For our operations-support and consulting we build and maintained provisioning infrastructures in puppet (partially under mcollective) and Chef (solo and server). For what it’s worth we currently put our faith in Chef - it’s just more integrated into the platform we already use extensively in other environments.

AWS OpsWorks continues to be interesting as it continues to close the gap between the infrastructure provisioning AWS offers on the one hand and the provisioning as well as the deployment of distributed software environments on the other. This is done through familiar patterns (like Chef solo and git push) and integrates infrastructure features such as auto-scaling in a compact way. The major reason we do not have a lot of software running on it are the turnaround times (which are way to long) and the subtle and sometimes tricky differences between developing locally (using Chef solo and Vagrant) and on OpsWorks. As long as the gap between a fast and fully understood local system and OpsWorks is not closing, we’re probably not coming back. Our faith in our partner AWS is remains unbroken though - Gartner is still very impressed and so are we.

In a similar spirit of OpsWorks we’ve also had a somewhat extensive encounter with the growing PaaS enterprise landscape which promises to simplify deployments and enforce useful architectural properties in todays fast-moving requirements for services and applications. CloudFoundry seems to be winning in some parts of the world, even though Berlin-based cloudControl made a big splash earlier this year with their new turnkey-enterprise-PaaS product (and exciting partners!).

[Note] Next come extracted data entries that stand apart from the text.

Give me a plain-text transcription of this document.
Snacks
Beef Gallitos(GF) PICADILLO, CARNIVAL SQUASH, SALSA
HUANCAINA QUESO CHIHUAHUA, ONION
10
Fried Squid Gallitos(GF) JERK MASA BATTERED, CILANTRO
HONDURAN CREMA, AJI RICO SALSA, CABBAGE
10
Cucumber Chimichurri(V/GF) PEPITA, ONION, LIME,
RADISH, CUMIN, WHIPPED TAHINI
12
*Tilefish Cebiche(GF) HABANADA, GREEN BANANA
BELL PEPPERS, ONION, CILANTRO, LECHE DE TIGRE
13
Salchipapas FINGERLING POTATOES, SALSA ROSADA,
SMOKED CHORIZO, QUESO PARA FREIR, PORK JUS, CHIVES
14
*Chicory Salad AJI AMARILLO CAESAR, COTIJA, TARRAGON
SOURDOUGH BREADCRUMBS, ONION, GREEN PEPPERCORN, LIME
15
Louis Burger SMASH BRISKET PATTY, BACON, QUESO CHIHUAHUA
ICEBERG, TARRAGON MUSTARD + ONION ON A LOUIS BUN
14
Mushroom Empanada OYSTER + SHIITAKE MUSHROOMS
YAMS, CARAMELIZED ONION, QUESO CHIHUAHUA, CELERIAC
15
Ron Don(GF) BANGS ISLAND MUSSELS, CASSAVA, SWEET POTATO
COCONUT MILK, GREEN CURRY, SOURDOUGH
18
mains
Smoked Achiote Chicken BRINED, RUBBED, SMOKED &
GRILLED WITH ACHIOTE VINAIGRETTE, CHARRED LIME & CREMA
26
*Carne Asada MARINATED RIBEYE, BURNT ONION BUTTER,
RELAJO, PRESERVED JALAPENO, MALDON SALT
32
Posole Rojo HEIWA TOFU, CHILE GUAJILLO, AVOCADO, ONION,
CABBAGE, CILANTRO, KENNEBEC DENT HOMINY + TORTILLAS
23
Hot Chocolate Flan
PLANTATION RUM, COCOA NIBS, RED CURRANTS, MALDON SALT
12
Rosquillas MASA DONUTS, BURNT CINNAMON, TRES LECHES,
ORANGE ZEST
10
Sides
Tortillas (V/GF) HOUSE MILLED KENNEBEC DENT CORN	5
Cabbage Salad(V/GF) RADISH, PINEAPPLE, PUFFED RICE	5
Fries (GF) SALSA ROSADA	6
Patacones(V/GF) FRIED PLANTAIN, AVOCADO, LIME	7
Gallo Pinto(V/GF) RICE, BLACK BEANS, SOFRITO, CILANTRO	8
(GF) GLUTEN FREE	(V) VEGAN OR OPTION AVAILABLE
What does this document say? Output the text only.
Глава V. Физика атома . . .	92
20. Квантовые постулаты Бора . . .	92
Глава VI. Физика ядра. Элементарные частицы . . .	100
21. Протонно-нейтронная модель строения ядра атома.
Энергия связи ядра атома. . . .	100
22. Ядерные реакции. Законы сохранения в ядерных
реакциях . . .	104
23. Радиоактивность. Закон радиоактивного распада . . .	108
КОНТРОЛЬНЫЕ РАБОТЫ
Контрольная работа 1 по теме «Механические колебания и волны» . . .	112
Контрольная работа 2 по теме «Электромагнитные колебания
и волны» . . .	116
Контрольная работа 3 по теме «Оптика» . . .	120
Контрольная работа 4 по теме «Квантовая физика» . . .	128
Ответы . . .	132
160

What really turned our heads around though, was the new kid on the block: Docker and it’s already fledging ecosystem (e.g. CoreOS and the associated toolchain). I’ve personally never had the pleasure of working with a piece of the operations toolchain that realized value as immediate and as obvious as Docker did and in turn it’s now powering our whole internal infrastructure. It remains to be seen what the company-formerly-known-as-dotcloud can do to the PaaS market with their rebranding to docker inc. and the traction that name currently generates.

What’s next in 2014? We’ll probably see a deployment of a Clojure project which we’re currently using in relatively small quantities (e.g. for internal tools). Haskell is also rearing it’s multicoloured head, especially favored from our coworkers in Poland. It seems our stack’s future is going to be the same multi-language, multi-paradigm rainbow it was in 2013.

Onwards, to even better solutions and happy new year everyone!